6. according to each the described anodic oxidation device in the claim 1 to 5, it is characterized in that:

Said guard block is non-conductive rubber or the tinsel that covered by non-conductive rubber.

7. according to each the described anodic oxidation device in the claim 1 to 6, it is characterized in that:

The electro-conductive material of said power supply drum is conductive plastics or conductive rubber.

8. according to each the described anodic oxidation device in the claim 1 to 7, it is characterized in that:

The electromotive force of said opposite electrode is a negative polarity with respect to ground.

9. according to each the described anodic oxidation device in the claim 1 to 8, it is characterized in that:

The electromotive force of said ribbon is identical with earth potential, and the output of electrolysis power is insulated with respect to ground.

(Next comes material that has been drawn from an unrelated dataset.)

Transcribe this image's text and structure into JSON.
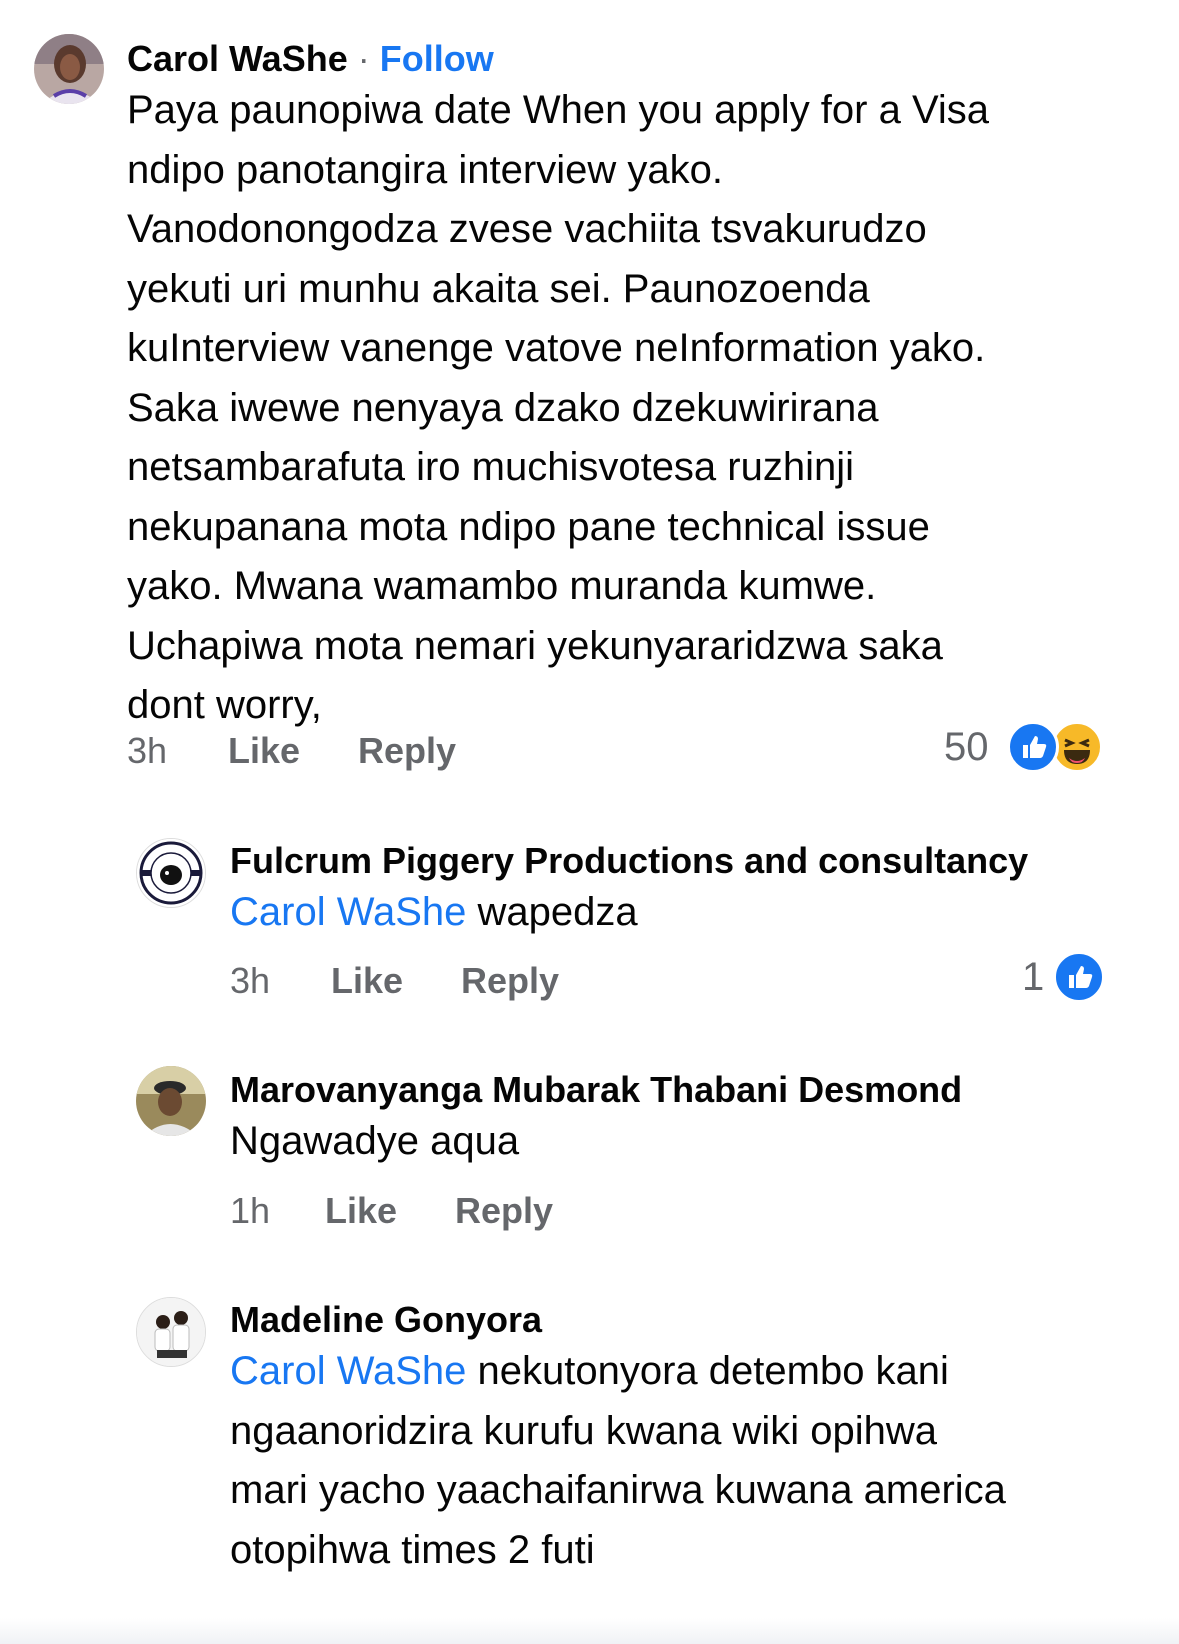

10. according to Claim 8 or 9 described anodic oxidation devices, it is characterized in that this anodic oxidation device also comprises:

Supervision portion, this supervision portion are used to keep watch on the voltage with respect to earth potential of said power supply drum.

11. a continuous anodic oxidation device is characterized in that, this continuous anodic oxidation device comprises:

Arranged in series a plurality of according to each the described anodic oxidation device in the claim 1 to 10.

12. a film-forming method is characterized in that:

Employing comes on the surface of ribbon, to form the anodic oxidation overlay film according to each described anodic oxidation device in the claim 1 to 10 or continuous anodic oxidation device according to claim 11.